Its Ovr: Breaking Up by Text Message

We’ve all witnessed relationship drama among our friends played out in the public sphere, whether it’s a sudden relationship status change on Facebook or an IM conversation where he tells you that he’s, like, just not that into you.

If any of the above sounds like your life, then chances are you’re following what’s unfolding between R&B singer Chris Brown and his Grammy-winning girlfriend Rihanna. According to news reports, the assault he’s charged with started over a text message he received from a former lover.

Instead of a phone call as the ultimate in relationship-ending callousness, breakups over text message are de rigueur among Gen X and Yers. Britney Spears supposedly dumped underemployed husband Kevin Federline by sending him a text saying she wanted a divorce, winning him the clever nickname upgrade to FedEx from K-Fed (not that Ms. Spears’s patterns of behavior during the months that followed could be considered normal for the average Millennial). Country singer and American Idol winner Carrie Underwood also unceremoniously dumped her beau, actor Chace Crawford, via text message, and then nonchalantly told a television reporter about it, saying, “It’s, like, peace out.”

A British survey of more than 2,000 people found that one in seven had been dumped by SMS or email.

In my own experience, Facebook relationship drama has abounded. One friend became hysterical when her boyfriend’s friends jokingly hacked into his account and changed his relationship status to “single” — she thought he was breaking up with her via News Feed. Another changed her status from “engaged” to “single,” a public action for a person with 200 friends that spurred an outpouring of concerned comments.

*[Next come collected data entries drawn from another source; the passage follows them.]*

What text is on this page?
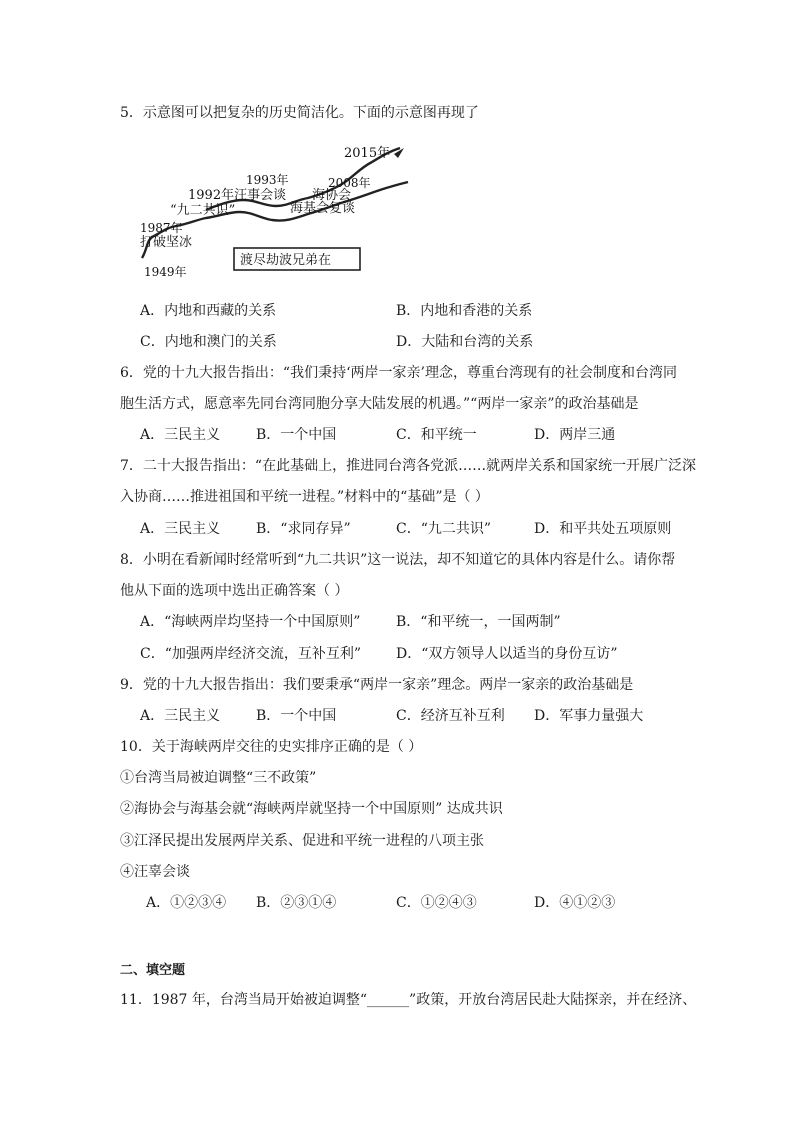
5．示意图可以把复杂的历史简洁化。下面的示意图再现了
2015年
2008年
1993年
1992年汪事会谈 海协会
“九二共识”	海基会复谈
1987年
打破坚冰
1949年
渡尽劫波兄弟在
A．内地和西藏的关系	B．内地和香港的关系
C．内地和澳门的关系	D．大陆和台湾的关系
6．党的十九大报告指出：“我们秉持‘两岸一家亲’理念，尊重台湾现有的社会制度和台湾同
胞生活方式，愿意率先同台湾同胞分享大陆发展的机遇。”“两岸一家亲”的政治基础是
A．三民主义	B．一个中国	C．和平统一	D．两岸三通
7．二十大报告指出：“在此基础上，推进同台湾各党派……就两岸关系和国家统一开展广泛深
入协商……推进祖国和平统一进程。”材料中的“基础”是（ ）
A．三民主义	B．“求同存异”	C．“九二共识”	D．和平共处五项原则
8．小明在看新闻时经常听到“九二共识”这一说法，却不知道它的具体内容是什么。请你帮
他从下面的选项中选出正确答案（ ）
A．“海峡两岸均坚持一个中国原则”	B．“和平统一，一国两制”
C．“加强两岸经济交流，互补互利” D．“双方领导人以适当的身份互访”
9．党的十九大报告指出：我们要秉承“两岸一家亲”理念。两岸一家亲的政治基础是
A．三民主义	B．一个中国	C．经济互补互利 D．军事力量强大
10．关于海峡两岸交往的史实排序正确的是（ ）
①台湾当局被迫调整“三不政策”
②海协会与海基会就“海峡两岸就坚持一个中国原则” 达成共识
③江泽民提出发展两岸关系、促进和平统一进程的八项主张
④汪辜会谈
A．①②③④ B．②③①④	C．①②④③	D．④①②③
二、填空题
11．1987 年，台湾当局开始被迫调整“______”政策，开放台湾居民赴大陆探亲，并在经济、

Breakups over text or IM aren’t necessarily a new trend, but they are an indication of where teens and tweens interact most comfortably, says Anastasia Goodstein, editor of the youth media and marketing site Ypulse.

“They’re using technology to handle difficult situations or interactions that probably should be done face to face,” she says. “That’s how they are communicating with each other. You’re going to see it played out in Facebook status. You’re going to see their relationships, like their friendships, played out through these different tools they are using to stay connected to each other 24-7.”

Ms. Goodstein adds that most teens will say they wouldn’t end a relationship via text, or air dirty laundry over a social-networking site — and a Harris Interactive poll found that two-thirds of teens surveyed said they wouldn’t dump someone using modern technology. But many do, because these are the most common ways they keep in touch.

Deciding when and how technology is appropriate in dealing with relationships is a new hurdle, and one that lots of young people will face. “The challenge of the things that get lost in digital communication is that it’s hard to know if someone is being sarcastic, so you don’t get the whole story when you’re limited by how many characters you can use,” Ms. Goodstein says. “This younger generation is sort of having to figure out when to hang it up, and when to really do the face-to-face communication.”